What we asked is that at a minimum, those procedures should include clear, specific and practical guidelines for determining what constitutes a new product, for what group of consumers it will be suitable, how reps will be trained to sell it and how it will be marketed and advertised. The issues surrounding new product manufacture and distribution will take on heightened currency as the flood of products marketed to retirees and aging baby boomers hits.

But even where rules are the right answer, we have an obligation to follow through with appropriate steps to help member firms comply.

Which underscores my third point - a modern regulator needs to find ways to assist you in meeting your compliance and regulatory obligations.

Education is one of our central obligations as a regulator. Ten years ago, we offered a small handful of conferences to the industry.
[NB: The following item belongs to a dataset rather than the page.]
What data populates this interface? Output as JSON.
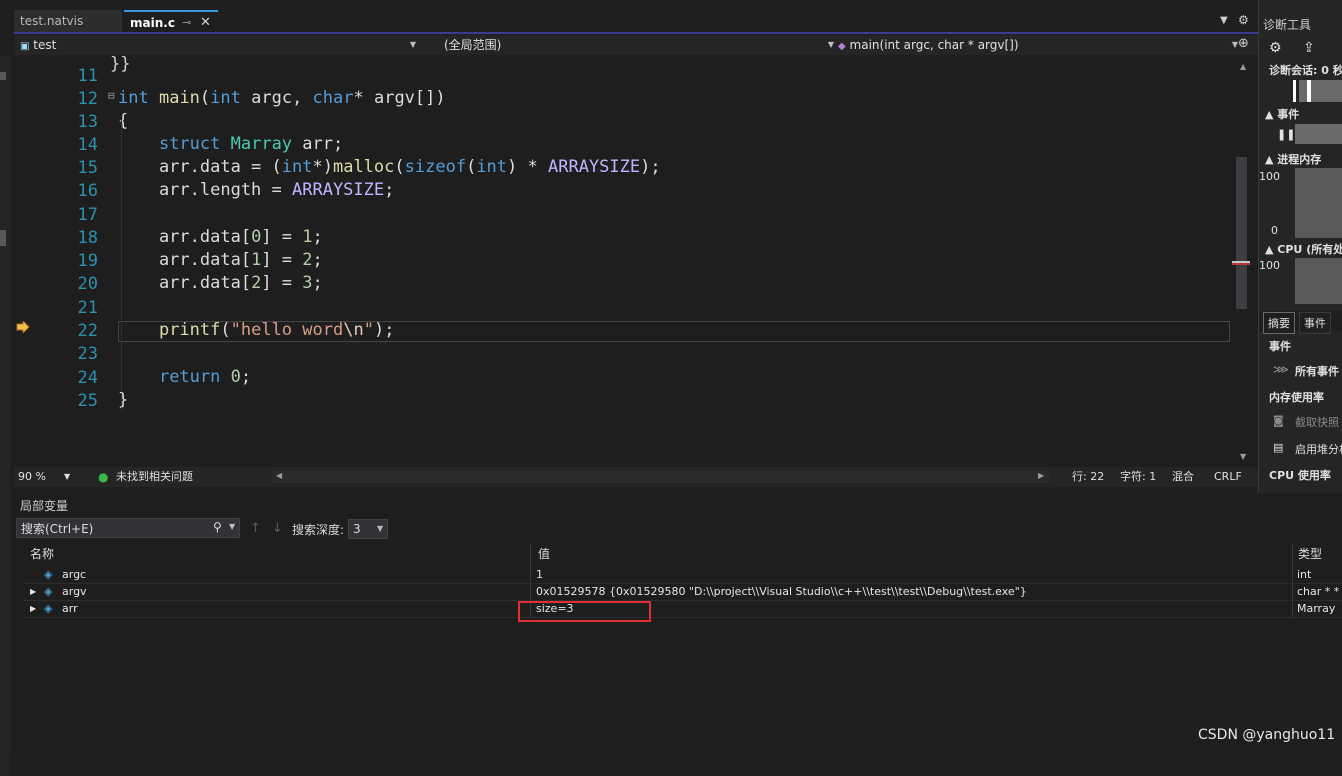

Today, we've invested significant energy and resources into developing a wide range of programs to offer—from conferences, training courses and more recently, a compliance boot camp and a wide range of online programs such as e-learning, webcasts, podcasts and online workshops.

You will see much more from us in terms of member education—particularly when it comes to offering online programs that are easily accessible for firms of all sizes.

Aside from helping firms comply with our rules by offering educational programs, we also need to make sure that we periodically step back and examine the impact of our rules. What we need to be asking ourselves on a regular basis is: Are the rules doing what we intended them to do? Are they protecting investors? At what cost? And finally, is there a better, more efficient way to achieve the benefit?

One of the first rules we are focusing on for comprehensive review is our OATS rules. Are they meeting their intended goal, and if not, how should we adjust? We will continue to put other rules through this lens as we learn from the pilot.

The fourth attribute of the modern regulator is to understand the world in which we operate. It is clear that regulatory jurisdictional boundaries are blurring, both abroad and at home.

Whether it is through U.S. investors' appetite for exposure to foreign stocks, or exchange mergers such as the NYSE/Euronext merger, regulation of broker dealers in the U.S. is no longer just a U.S. proposition. This necessitates that regulators must learn to operate in a world less and less defined by geographic borders. This global transformation won't wait for regulators to figure it out, so we need to re-double our efforts to work with fellow regulators across the globe.

But international boundaries should not be our only concern. Jurisdictional boundaries are not serving investors well either. As investors turn to financial professionals to help them manage their assets, they often do not know the difference between insurance and securities products or fiduciary duties versus suitability obligations. They just want to put their money to work so they can meet their financial and life goals.

We believe retail investors should get the same basic regulatory safeguards and protections no matter which investment product they choose.

Financial product regulation must have a harmonized approach irrespective of whether the product is insurance, securities, banking, or investment advisory.

We're not talking about more regulation—or additional jurisdiction for NASD. The point is that as the market evolves, products and providers no longer fit into neat little boxes. Therefore, regulators need to work together to regulate products that look and act in similar ways.


An aging population, the democratization of technology, high-velocity information, globalization - all are here to stay. The only question is how we adapt. We can dismiss the changes taking place all around us as a passing fad, or we can embrace them and learn from them.

NASD is here to help you navigate the road ahead. We have a wide assortment of tools and training to help you stay ahead of the curve. We encourage you to take advantage of these resources, and you have our commitment to stay in deep, constant dialogue with the independent firms community.

I hope you look upon this time of change as I do—as an opportunity to improve our capital markets and further solidify their reputation as some of the most efficient, liquid, and best-regulated in the world.

Thank you for listening. I hope you enjoy the rest of today's conference.